Su padre se encogió de hombros, se remangó la camisa y metió medio brazo en el agua. El tiburón contempló la mano que se agitaba ante él, apenas a unos centímetros de su boca entreabierta. Durante un momento ninguno de los tres se movió. Luego Eduardo acercó la mano a la cabeza del tiburón y la acarició despacio.
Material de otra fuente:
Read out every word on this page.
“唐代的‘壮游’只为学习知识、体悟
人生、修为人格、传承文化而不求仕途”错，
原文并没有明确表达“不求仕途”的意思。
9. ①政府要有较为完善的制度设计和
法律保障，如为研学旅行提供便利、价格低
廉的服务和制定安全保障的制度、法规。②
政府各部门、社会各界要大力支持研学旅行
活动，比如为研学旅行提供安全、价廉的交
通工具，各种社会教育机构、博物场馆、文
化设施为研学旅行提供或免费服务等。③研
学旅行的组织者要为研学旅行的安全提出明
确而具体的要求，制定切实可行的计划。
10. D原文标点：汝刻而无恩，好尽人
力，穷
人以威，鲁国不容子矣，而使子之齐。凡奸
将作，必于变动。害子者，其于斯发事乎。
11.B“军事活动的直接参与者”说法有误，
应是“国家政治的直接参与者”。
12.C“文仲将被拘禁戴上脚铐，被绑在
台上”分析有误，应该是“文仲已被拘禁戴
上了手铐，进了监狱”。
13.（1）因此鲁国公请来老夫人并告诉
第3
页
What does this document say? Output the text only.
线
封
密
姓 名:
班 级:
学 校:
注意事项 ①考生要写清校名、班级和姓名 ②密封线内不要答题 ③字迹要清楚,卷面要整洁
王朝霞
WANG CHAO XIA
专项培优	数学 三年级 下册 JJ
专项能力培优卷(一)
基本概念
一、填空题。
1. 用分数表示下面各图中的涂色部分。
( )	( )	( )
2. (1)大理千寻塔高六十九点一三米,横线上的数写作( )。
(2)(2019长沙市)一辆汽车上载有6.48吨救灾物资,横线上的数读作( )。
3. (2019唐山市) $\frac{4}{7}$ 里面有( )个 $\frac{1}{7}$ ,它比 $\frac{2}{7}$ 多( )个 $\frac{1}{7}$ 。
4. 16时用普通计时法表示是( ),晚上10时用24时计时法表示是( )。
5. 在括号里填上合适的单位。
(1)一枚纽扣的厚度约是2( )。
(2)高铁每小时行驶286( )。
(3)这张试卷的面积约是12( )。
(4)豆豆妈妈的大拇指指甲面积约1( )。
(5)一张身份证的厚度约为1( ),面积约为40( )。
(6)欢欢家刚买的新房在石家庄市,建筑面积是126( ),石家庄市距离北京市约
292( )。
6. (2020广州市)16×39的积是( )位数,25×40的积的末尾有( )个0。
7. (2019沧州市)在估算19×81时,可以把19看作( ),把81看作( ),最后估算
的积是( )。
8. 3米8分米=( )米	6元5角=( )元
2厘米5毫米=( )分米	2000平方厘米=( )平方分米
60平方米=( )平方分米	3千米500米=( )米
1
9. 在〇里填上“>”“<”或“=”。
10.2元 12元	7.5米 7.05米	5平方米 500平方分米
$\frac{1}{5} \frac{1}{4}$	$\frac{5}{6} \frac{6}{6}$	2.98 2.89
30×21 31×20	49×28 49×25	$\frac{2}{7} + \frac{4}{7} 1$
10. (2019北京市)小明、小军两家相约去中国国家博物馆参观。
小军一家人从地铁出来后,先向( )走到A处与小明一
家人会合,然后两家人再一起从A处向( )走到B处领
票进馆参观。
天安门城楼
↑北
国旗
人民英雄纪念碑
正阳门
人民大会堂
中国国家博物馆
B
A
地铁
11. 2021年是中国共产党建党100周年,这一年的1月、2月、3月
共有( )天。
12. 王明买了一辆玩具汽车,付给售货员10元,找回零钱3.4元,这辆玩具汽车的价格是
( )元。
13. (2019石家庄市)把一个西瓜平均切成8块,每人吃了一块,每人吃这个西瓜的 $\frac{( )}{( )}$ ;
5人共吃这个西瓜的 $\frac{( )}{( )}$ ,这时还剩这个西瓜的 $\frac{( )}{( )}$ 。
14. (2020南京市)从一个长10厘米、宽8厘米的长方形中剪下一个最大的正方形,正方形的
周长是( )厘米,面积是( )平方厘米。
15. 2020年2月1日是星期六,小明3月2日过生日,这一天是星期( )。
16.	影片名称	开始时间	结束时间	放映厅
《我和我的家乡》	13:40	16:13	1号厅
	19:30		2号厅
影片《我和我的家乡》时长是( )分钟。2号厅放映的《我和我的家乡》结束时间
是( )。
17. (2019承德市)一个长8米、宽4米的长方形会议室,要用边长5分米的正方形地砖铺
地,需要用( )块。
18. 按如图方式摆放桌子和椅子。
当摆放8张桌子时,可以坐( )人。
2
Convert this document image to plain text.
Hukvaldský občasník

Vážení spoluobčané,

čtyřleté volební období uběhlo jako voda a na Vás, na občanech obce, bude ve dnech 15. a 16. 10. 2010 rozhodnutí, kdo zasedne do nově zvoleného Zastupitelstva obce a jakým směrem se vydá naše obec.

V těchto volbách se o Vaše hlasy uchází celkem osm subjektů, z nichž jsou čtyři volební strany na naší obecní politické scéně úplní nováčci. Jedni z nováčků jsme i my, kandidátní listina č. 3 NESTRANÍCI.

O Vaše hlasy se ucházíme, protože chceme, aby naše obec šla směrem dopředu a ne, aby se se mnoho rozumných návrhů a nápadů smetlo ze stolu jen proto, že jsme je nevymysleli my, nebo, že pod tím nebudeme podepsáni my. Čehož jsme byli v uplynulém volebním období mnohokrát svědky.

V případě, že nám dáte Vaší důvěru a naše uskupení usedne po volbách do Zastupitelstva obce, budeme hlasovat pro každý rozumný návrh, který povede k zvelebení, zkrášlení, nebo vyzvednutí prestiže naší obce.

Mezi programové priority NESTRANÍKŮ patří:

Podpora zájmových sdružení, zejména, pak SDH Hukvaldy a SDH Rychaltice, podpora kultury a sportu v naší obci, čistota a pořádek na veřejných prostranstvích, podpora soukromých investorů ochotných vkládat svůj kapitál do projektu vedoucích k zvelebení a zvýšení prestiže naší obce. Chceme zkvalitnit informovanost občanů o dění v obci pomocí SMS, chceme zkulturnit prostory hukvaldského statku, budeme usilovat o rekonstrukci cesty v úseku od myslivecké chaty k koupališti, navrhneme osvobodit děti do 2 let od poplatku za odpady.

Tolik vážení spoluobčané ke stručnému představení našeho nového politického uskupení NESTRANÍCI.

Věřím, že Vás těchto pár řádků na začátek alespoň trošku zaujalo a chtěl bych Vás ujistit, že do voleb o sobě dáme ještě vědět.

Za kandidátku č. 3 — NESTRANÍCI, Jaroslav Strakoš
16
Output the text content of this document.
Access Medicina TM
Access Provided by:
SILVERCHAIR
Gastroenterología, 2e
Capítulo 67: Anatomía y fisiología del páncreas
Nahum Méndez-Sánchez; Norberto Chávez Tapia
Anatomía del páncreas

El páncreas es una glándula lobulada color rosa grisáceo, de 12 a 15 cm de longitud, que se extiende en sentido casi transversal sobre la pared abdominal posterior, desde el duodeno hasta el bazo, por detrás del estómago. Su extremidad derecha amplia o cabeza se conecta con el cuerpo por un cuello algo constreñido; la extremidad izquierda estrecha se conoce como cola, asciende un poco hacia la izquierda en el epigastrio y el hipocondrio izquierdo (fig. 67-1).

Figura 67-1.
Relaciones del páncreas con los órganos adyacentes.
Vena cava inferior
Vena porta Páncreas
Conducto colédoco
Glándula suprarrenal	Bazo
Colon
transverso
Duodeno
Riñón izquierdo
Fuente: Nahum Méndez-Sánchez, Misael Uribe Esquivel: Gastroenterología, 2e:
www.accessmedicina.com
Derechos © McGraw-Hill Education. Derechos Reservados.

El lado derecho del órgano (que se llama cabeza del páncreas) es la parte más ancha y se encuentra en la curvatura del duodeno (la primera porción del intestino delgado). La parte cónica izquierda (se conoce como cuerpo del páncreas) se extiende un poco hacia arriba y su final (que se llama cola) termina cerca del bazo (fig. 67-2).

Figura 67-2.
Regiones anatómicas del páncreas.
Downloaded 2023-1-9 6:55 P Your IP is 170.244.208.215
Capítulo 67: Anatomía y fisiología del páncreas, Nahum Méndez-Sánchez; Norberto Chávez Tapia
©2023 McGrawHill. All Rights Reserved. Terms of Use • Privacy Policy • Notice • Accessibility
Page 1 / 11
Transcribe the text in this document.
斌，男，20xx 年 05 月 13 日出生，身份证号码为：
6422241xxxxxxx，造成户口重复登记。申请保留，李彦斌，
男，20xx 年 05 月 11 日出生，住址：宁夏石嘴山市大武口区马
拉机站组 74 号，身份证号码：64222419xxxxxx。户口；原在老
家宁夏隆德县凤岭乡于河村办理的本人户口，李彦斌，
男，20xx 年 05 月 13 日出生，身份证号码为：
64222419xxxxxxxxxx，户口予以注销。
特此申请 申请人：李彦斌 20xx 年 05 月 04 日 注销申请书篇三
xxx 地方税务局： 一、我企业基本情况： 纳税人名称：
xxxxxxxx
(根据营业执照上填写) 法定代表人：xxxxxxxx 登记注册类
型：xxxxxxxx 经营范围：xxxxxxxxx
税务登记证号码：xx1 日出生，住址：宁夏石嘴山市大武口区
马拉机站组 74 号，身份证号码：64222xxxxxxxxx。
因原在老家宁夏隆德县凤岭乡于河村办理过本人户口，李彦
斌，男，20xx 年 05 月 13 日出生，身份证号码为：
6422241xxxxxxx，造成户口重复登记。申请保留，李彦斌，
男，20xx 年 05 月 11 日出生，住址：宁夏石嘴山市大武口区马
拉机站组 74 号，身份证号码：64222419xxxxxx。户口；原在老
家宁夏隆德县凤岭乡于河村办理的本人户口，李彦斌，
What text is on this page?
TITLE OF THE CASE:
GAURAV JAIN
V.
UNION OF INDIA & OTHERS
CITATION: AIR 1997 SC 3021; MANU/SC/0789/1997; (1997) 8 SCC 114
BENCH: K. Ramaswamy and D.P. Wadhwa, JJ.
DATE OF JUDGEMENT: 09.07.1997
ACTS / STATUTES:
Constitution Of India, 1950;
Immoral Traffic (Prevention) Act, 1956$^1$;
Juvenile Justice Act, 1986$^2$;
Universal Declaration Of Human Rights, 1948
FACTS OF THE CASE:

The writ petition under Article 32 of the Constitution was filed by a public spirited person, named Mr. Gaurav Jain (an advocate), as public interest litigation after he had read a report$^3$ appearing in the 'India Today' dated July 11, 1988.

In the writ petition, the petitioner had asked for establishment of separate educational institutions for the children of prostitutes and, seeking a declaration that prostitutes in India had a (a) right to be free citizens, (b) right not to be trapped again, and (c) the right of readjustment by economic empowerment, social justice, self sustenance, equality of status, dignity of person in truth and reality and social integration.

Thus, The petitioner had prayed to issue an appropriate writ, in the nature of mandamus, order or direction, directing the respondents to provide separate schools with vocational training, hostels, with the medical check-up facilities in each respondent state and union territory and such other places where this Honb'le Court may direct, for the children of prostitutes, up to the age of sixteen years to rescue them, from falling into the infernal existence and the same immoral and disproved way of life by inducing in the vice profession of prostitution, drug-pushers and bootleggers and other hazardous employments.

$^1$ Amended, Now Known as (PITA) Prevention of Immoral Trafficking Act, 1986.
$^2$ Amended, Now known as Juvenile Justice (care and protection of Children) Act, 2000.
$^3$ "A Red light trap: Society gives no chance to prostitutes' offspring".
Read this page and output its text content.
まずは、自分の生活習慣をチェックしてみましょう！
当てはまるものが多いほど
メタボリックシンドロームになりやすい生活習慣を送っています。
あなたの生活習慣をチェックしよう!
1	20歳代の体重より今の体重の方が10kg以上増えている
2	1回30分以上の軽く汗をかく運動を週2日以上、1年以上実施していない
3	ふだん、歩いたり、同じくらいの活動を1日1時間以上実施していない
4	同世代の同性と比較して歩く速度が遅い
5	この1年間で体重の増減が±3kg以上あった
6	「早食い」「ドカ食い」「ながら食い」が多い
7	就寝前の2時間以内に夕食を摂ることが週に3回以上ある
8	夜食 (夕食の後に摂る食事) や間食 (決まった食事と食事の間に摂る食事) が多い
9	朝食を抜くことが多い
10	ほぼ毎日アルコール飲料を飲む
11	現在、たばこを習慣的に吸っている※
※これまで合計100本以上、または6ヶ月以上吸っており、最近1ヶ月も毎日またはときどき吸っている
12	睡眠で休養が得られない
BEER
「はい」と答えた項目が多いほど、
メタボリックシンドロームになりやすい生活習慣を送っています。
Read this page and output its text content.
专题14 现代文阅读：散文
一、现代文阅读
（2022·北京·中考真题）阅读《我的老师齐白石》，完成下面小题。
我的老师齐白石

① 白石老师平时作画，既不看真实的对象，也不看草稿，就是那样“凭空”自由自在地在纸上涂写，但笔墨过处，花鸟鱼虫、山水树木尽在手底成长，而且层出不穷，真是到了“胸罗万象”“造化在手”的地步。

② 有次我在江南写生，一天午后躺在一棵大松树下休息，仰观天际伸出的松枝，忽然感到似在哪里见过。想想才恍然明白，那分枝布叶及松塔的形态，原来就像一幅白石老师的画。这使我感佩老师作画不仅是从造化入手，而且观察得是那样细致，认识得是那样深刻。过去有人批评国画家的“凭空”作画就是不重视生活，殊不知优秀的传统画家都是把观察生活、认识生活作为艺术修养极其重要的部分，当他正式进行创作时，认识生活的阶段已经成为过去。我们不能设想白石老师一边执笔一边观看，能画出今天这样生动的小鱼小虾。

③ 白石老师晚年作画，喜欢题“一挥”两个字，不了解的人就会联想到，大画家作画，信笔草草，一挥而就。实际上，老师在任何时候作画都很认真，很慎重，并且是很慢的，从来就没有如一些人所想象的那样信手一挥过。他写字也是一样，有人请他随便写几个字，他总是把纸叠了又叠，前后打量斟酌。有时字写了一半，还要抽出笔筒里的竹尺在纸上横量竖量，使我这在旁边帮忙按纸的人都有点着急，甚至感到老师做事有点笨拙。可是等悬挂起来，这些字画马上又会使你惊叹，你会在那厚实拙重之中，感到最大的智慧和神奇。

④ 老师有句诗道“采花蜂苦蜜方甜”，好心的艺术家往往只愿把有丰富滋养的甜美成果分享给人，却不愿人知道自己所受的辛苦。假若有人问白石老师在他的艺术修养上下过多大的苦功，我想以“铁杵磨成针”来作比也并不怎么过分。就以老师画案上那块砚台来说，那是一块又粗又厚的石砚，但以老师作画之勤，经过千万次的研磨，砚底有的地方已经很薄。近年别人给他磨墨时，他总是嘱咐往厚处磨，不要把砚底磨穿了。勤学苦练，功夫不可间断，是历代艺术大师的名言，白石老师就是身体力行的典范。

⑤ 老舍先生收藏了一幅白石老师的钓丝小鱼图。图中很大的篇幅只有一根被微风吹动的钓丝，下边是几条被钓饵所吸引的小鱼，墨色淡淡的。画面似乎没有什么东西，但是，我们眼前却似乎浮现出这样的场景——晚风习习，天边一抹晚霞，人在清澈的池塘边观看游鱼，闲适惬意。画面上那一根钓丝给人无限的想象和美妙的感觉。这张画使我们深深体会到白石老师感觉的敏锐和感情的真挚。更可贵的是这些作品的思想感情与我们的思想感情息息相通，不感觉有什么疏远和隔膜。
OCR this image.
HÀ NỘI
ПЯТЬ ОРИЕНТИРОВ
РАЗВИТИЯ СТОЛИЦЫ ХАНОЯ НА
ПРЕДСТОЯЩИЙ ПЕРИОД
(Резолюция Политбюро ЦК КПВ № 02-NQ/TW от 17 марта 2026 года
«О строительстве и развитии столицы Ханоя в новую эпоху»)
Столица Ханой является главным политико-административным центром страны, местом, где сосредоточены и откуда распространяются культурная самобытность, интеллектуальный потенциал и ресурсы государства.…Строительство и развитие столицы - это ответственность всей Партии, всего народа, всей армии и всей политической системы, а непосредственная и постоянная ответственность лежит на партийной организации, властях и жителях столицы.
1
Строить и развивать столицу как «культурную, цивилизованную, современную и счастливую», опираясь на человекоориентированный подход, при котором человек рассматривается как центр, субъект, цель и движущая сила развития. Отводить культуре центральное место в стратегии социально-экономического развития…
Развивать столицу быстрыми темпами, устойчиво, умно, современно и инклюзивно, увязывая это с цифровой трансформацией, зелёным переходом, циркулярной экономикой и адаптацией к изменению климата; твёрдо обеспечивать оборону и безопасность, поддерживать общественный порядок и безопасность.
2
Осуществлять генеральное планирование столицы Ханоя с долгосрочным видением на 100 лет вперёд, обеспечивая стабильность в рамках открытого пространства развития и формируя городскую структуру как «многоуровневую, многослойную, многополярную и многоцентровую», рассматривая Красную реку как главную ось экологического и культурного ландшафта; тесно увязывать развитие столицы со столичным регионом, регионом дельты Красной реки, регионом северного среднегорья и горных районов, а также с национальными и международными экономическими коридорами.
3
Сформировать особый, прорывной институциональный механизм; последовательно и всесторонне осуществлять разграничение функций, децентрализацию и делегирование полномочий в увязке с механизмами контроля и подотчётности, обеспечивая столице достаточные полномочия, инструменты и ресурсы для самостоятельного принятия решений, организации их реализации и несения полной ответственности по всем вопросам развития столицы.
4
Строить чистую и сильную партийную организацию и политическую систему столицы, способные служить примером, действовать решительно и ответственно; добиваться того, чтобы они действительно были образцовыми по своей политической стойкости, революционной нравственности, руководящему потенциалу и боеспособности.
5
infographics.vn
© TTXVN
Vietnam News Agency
El animal permaneció impasible bajo su caricia, bamboleando suavemente su enorme corpachón.

—Es real —dijo, sacando la mano del agua y subiéndose las gafas que habían resbalado hasta la punta de su nariz—. No es un espejismo, ni un fantasma… Es un genuino tiburón blanco —luego se lamió uno de los dedos con los que había acariciado al escualo—. Y nuestra piscina está llena de agua marina.

—¿Qué vamos a hacer con él?

—¿Nosotros? Nada. La casa se encargará… Eso espero al menos…

—¿Y no será peligroso? —preguntó Víctor, mirando de nuevo los imponentes dientes del tiburón.

—No lo creo… Ha sido la casa quien lo ha traído hasta aquí. Y nunca nos haría daño. Además, por lo que sé, a los tiburones no les gusta demasiado la carne humana…

—¿Pero él lo sabe? —dijo el chico señalando con un movimiento de cabeza al tiburón que había vuelto a su rutinario ir y venir por la piscina—. Puede que todavía no la haya probado…

—Démosle el beneficio de la…

En ese instante un terrible alarido llegó desde la casa. Eduardo y Víctor levantaron la cabeza al unísono, mirando perplejos hacia allí. Era un grito de mujer y, por su intensidad, parecía que la estaban matando. Cesó de pronto, cortado en seco. El silencio que lo siguió fue, de algún modo, tan perturbador como el mismo grito; fue el silencio atroz que sigue a las malas noticias o a las explosiones. Víctor miró a su padre y lo que vio en su rostro le asustó más que el grito. Su padre estaba aterrado.

—¡Quédate aquí! —le ordenó, y echó a correr hacia la casa.